The blue milk channel

from Wikipedia, the free encyclopedia

The blue milk channel ( Hebrew Te'alat blue milk or English The Big Dig) is the title of a radio play by Ephraim Kishon , a satirical collection by Kishon and the film adaptation of the radio play directed by Kishon.

The radio play

The radio play is in a book of the same name from 1971 (title: Der Blaumilchkanal. Satires. Radio plays and one-act play), which is available in a German translation by Friedrich Torberg .

content

The bureaucracy satire is about Kasimir Blaumilch, a mentally ill man who has escaped from the insane asylum, who promptly begins to tear open the main thoroughfare, Allenby Road in Tel Aviv, with a jackhammer. When the police began to block the street, and residents began to complain about the practically uninterrupted noise, the authorities began an extensive but unsuccessful search for the cause. The head of the department for repairs on the main roads, a Dr. Kwibischewsky knows nothing, and so those involved in the city administration and the building ministry are pushing the buck until the matter finally ends up in an investigative court. In order to end this embarrassment and to speed up the work, the entire construction team of the city is ordered to this construction site. Coincidence would have it that blue milk with its jackhammer reaches the sea immediately during the process, so that the masses of water flow into the middle of the city of Tel Aviv.
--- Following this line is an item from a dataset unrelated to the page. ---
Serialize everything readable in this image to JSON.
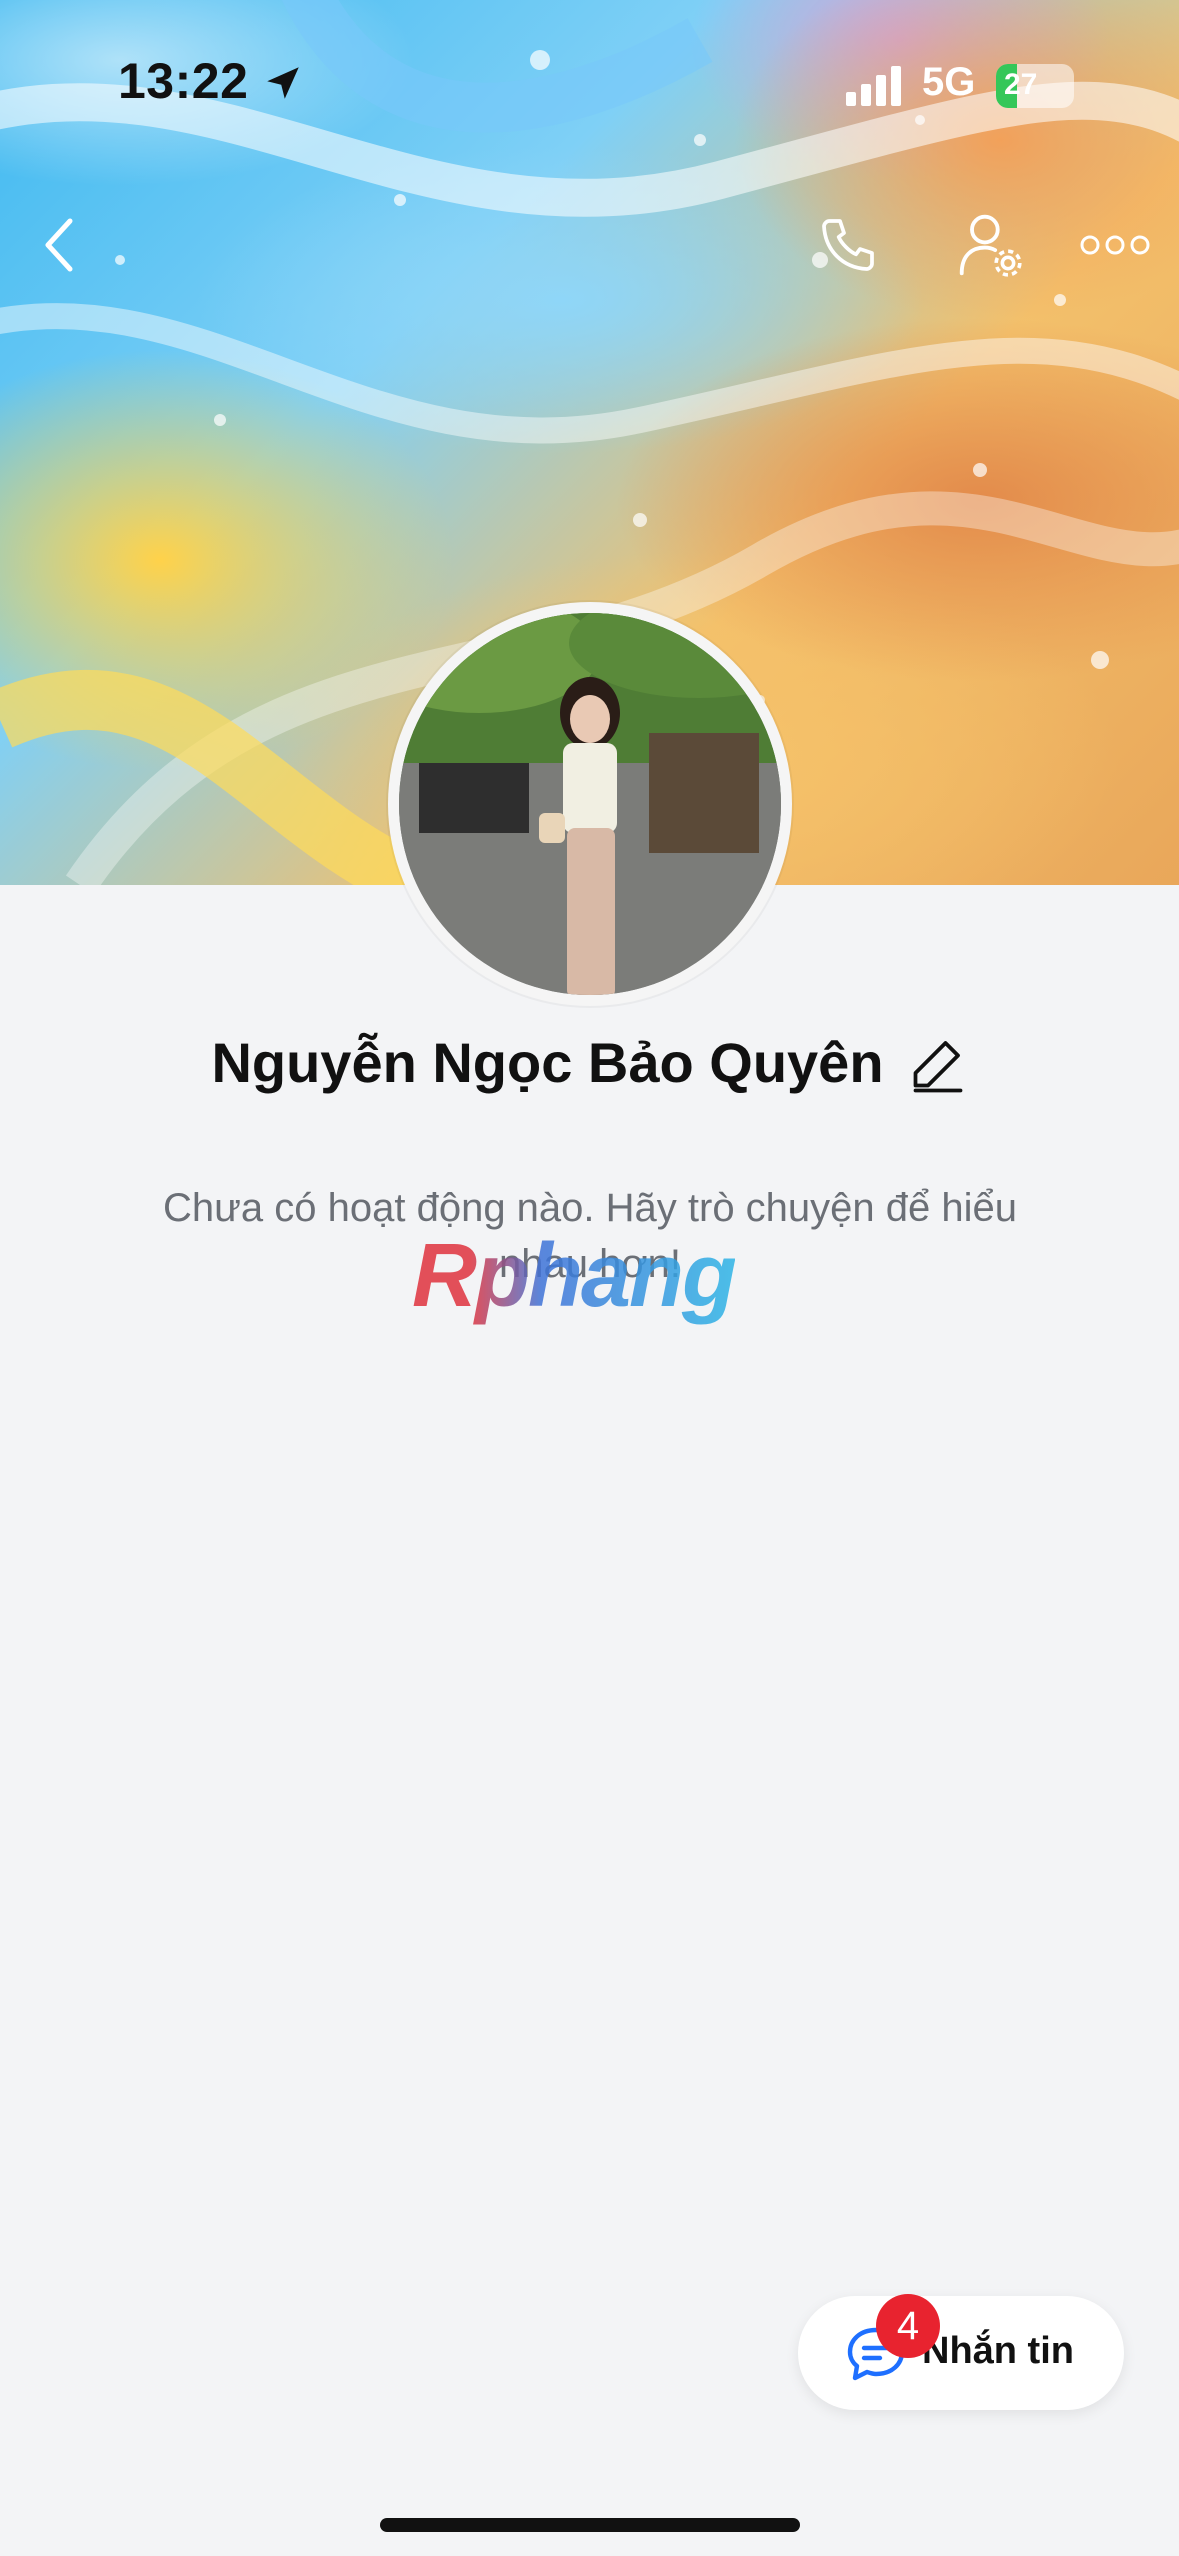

Finally, the mayor proudly opens the new inner city canal and praises the city as the “Venice of the Middle East”, so that in the end all the storylines dissolve in the positive. The only exception is the magistrate's employee Benzion Ziegler, who alone saw through the absurd background of the construction work. Ironically, as one does not want to believe him in view of the omnipresent canal euphoria, he is admitted to the psychiatric ward. On the drive to the psychiatric hospital, Ziegler sees Kasimir Blaumilch starting to tear open a street with the town hall in the background. They perceive each other and laugh at each other.

Everyday official absurdities are spun further and further into the crazy, but in such a way that the reader only realizes at the end how bizarre the situation described coolly is.

filming

In 1969, the material was filmed by the production companies Sender Free Berlin and Canal Plus under the same title . According to the SFB, the premiere took place on August 14, 1970 in Berlin.

The satire

Kishon's book The Washing Machine Is Human, too, and its title Turn Around, Ms. Lot! contain a satire entitled Der Blaumilch-Kanal . In terms of content, it is essentially a summary of the radio play.